Summing up the problem: You want (1) flexibility enough to compose the behaviour of your entities, while not incurring (2) run-time overhead or code maintenance problems. Using inheritance or multiple inheritance will be efficient runtime-wise but scale poorly. Using a component architecture will in a large-scale application with a rich set of components and densly combined entities scale nicely but be increasingly expensive, eventually prohibitively so.
In a sophisticated C++ design this is a non-issue. If you accept defining your behaviour in code (as opposed to external scripts) you can have the full flexibility of components with no runtime overhead if you use policy-based templates, as per A. Alexandrescu (2009). As with all templates this may increase compilation times.

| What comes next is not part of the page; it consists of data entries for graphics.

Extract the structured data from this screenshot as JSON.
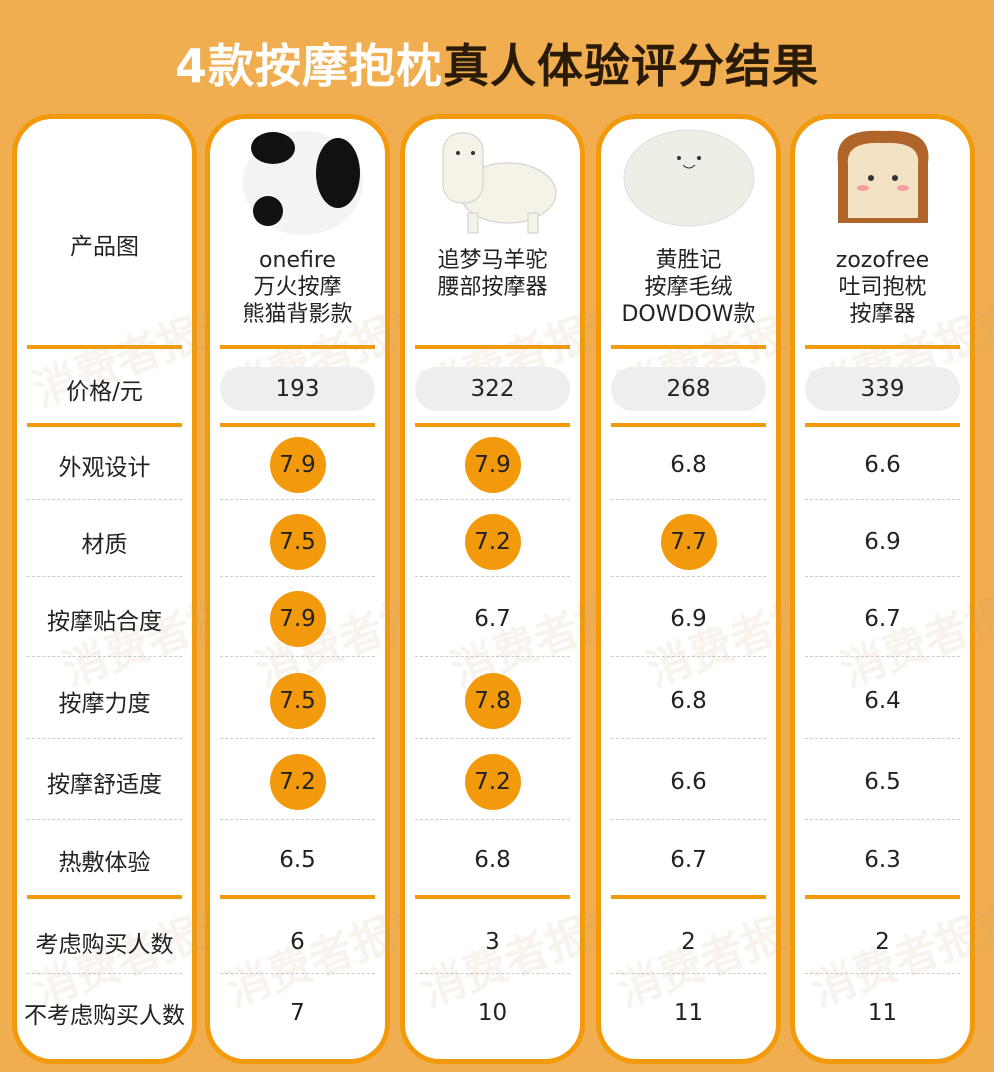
{
  "title": {
    "white": "4款按摩抱枕",
    "dark": "真人体验评分结果"
  },
  "watermark": "消费者报道",
  "row_labels": [
    "产品图",
    "价格/元",
    "外观设计",
    "材质",
    "按摩贴合度",
    "按摩力度",
    "按摩舒适度",
    "热敷体验",
    "考虑购买人数",
    "不考虑购买人数"
  ],
  "colors": {
    "background": "#f0ae50",
    "accent": "#f29a0b"
  },
  "products": [
    {
      "name_lines": [
        "onefire",
        "万火按摩",
        "熊猫背影款"
      ],
      "image": "panda-pillow",
      "price": "193",
      "scores": [
        "7.9",
        "7.5",
        "7.9",
        "7.5",
        "7.2",
        "6.5"
      ],
      "highlight": [
        true,
        true,
        true,
        true,
        true,
        false
      ],
      "consider": "6",
      "not_consider": "7"
    },
    {
      "name_lines": [
        "追梦马羊驼",
        "腰部按摩器"
      ],
      "image": "alpaca-pillow",
      "price": "322",
      "scores": [
        "7.9",
        "7.2",
        "6.7",
        "7.8",
        "7.2",
        "6.8"
      ],
      "highlight": [
        true,
        true,
        false,
        true,
        true,
        false
      ],
      "consider": "3",
      "not_consider": "10"
    },
    {
      "name_lines": [
        "黄胜记",
        "按摩毛绒",
        "DOWDOW款"
      ],
      "image": "white-blob-pillow",
      "price": "268",
      "scores": [
        "6.8",
        "7.7",
        "6.9",
        "6.8",
        "6.6",
        "6.7"
      ],
      "highlight": [
        false,
        true,
        false,
        false,
        false,
        false
      ],
      "consider": "2",
      "not_consider": "11"
    },
    {
      "name_lines": [
        "zozofree",
        "吐司抱枕",
        "按摩器"
      ],
      "image": "toast-pillow",
      "price": "339",
      "scores": [
        "6.6",
        "6.9",
        "6.7",
        "6.4",
        "6.5",
        "6.3"
      ],
      "highlight": [
        false,
        false,
        false,
        false,
        false,
        false
      ],
      "consider": "2",
      "not_consider": "11"
    }
  ]
}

So we want flexibility about movement, attacking and interactions, or whatnot. Say we define an entity as
template<typename MOVE, typename ATT, typename INTER>
class Entity : public MOVE, public ATT, public INTER
{
...
};
You can specify any number of policy classes and combine these to your hearts' content:
struct SessilePolicy
{
void move(double deltat) {}
};
struct MovePolicy
{
void move(double deltat) { RunSomewhere(); }
};
struct PacifistPolicy
{
void attack() {}
};
struct PsychoPolicy
{
void attack() { GoBeserk(); }
};
struct ShootLaserFromEyesPolicy
{
void attack() { EatThis(); }
};
struct NoninteractablePolicy
{
void interact() {}
};
struct ChattyPolicy
{
void interact() { Eliza(); }
};
Now you can compose your game entities
typedef Entity<SessilePolicy, PacifistPolicy, NoninteractablePolicy> DummyEntity;
typedef Entity<MovePolicy, PsychoPolicy, NonteractablePolicy> GenericEnemy;
typedef Enity<MovePolicy, ShootLaserFromEyes, ChattyPolicy> ExampleFromPreviousPost;
ExampleFromPreviousPost myWeirdHouse;
In short, we live in a richer world of architecture than just having to choose between inheritance or components. Not many people code in Smalltalk nowadays, but this language separates inheritance of types from inheritance of implementation, and just as Objective-C uses signalling to communicate. Less frequently used languages, but a fourth architectural option.
Template composition of policy classes is one way to achieve the same results as components but without sacrificing runtime efficiency or code manageability, while retaining the full type-safety and debugging tools of C++, which you wouldn't have in scripting.